Indeed, now that Obamacare has taken root we're seeing the green shoots of conservative acquiescence cropping up all around it. A full month ago, the House passed three minor ACA tweaks—to address the concerns of Christian Scientists, volunteer firefighters, and companies that employ veterans (who are already provided health coverage by the government).
At around the same time, 18 House Republicans broke a silent embargo against the law by signing on to a letter to Health and Human Services Secretary Kathleen Sebelius asking her to make minor improvements to Healthcare.gov in the interest of easing enrollment. As enrollment mounted, the center of GOP opposition began to shift away from those who believe enrollment ought to be discouraged, or at least not facilitated, toward those who take their duty to their constituents more seriously.
None of these modifications will substantially change the ACA's architecture or even smooth its roughest edges. But they badly undermine longer-standing Republican claims that the law is beyond fixing. If parts of it are clearly fixable, and being fixed, then new constituencies will come out of the woodwork seeking changes of their own, and resistance to more substantial ones will become harder to maintain. For instance: Right now, the ACA faces a remote but real threat thanks to a drafting error in the law, which, taken out of context, suggests that residents in states without their own exchanges (i.e. Healthcare.gov states) are not entitled to insurance subsidies.

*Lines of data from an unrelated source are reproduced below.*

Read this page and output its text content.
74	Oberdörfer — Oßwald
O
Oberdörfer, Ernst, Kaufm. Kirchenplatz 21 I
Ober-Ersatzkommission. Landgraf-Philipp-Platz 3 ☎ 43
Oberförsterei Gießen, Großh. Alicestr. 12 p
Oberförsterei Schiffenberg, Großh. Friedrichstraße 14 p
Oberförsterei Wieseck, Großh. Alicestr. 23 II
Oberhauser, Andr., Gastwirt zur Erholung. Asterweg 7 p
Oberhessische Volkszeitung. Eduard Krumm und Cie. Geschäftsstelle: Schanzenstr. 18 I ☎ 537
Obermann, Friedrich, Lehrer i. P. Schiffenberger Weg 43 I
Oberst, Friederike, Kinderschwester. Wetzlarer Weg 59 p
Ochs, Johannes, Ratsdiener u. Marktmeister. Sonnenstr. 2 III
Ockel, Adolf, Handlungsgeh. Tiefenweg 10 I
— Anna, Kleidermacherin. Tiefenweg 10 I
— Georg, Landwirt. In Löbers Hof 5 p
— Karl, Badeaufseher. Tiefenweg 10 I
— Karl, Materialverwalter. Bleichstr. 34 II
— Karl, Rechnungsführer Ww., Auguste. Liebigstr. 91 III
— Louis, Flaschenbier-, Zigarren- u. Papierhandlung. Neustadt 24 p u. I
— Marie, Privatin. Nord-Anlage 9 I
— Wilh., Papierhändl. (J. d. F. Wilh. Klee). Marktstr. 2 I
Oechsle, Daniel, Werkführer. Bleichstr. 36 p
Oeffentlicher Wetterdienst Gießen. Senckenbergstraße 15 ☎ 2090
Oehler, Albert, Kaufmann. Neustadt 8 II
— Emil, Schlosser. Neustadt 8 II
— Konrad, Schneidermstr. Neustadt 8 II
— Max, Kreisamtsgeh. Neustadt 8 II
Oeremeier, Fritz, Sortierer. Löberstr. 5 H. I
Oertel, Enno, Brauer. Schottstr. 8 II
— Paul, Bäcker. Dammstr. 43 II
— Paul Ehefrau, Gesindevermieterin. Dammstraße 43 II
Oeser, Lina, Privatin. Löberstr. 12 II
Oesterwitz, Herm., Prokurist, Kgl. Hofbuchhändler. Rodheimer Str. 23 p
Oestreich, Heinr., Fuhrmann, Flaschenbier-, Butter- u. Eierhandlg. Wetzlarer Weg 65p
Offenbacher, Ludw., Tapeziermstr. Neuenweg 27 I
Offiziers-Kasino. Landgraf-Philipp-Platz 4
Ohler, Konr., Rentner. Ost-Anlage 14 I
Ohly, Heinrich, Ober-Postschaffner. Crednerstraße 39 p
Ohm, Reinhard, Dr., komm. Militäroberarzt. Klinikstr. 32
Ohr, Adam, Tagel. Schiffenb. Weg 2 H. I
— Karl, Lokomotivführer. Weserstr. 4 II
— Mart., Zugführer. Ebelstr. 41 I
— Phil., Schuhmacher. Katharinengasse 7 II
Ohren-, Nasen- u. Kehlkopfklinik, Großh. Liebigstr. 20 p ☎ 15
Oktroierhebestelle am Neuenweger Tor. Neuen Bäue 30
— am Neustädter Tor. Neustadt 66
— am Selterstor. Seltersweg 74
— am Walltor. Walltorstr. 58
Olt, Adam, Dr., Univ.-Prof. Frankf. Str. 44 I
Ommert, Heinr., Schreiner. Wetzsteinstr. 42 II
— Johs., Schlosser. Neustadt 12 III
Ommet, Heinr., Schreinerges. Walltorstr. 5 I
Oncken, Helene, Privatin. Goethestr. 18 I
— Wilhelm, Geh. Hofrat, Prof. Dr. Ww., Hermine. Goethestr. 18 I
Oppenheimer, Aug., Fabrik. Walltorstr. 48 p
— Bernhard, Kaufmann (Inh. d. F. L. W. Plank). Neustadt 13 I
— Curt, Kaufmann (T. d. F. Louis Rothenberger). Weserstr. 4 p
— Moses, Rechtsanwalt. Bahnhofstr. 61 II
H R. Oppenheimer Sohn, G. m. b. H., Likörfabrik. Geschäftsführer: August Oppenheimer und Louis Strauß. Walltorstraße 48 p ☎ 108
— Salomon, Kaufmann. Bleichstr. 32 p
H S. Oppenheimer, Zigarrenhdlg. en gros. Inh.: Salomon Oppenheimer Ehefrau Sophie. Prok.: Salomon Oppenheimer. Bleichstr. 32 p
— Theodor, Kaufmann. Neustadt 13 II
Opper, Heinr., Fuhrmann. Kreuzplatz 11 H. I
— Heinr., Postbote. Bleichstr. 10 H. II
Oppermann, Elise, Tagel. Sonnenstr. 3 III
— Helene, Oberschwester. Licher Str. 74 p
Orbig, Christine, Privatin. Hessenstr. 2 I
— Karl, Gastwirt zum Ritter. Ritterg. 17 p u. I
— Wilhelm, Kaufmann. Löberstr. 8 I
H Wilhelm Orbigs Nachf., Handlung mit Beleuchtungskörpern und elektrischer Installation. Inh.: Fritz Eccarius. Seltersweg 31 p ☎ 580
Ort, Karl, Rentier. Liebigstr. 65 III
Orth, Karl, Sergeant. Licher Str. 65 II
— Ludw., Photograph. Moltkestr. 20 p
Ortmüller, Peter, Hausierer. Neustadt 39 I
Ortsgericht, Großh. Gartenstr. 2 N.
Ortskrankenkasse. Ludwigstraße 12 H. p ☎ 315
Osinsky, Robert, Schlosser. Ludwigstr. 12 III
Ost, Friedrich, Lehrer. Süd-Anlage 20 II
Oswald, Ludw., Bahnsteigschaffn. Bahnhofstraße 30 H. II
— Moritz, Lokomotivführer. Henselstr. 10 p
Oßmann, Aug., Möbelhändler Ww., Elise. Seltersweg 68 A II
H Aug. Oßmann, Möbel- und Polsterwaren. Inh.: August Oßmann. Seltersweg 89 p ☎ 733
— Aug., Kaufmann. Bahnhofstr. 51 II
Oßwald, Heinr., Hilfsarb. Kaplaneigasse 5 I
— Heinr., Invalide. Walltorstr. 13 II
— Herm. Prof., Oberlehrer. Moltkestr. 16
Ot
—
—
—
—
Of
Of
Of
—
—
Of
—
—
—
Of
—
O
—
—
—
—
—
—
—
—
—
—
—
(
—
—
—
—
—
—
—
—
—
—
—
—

It's difficult to imagine the Supreme Court creating this kind of chaos over decontextualized sloppy language when the statute read in its entirety is unambiguous. But Congress could moot the legal challenge in a single afternoon. A technical corrections bill would eliminate a real source of anxiety for insurers, providers, consumers, and even politicians from Healthcare.gov states. And the logic against passing such a bill just became much weaker.
It's easy to see how the slow roll of these minor changes might snowball into something larger and more undisguised over time. Meaningful amendments that don't need to be sneaked past conservatives using procedural chicanery.
But conservative hardliners aren't ready to give up the ghost just yet.
Brian Beutler is a senior editor at The New Republic.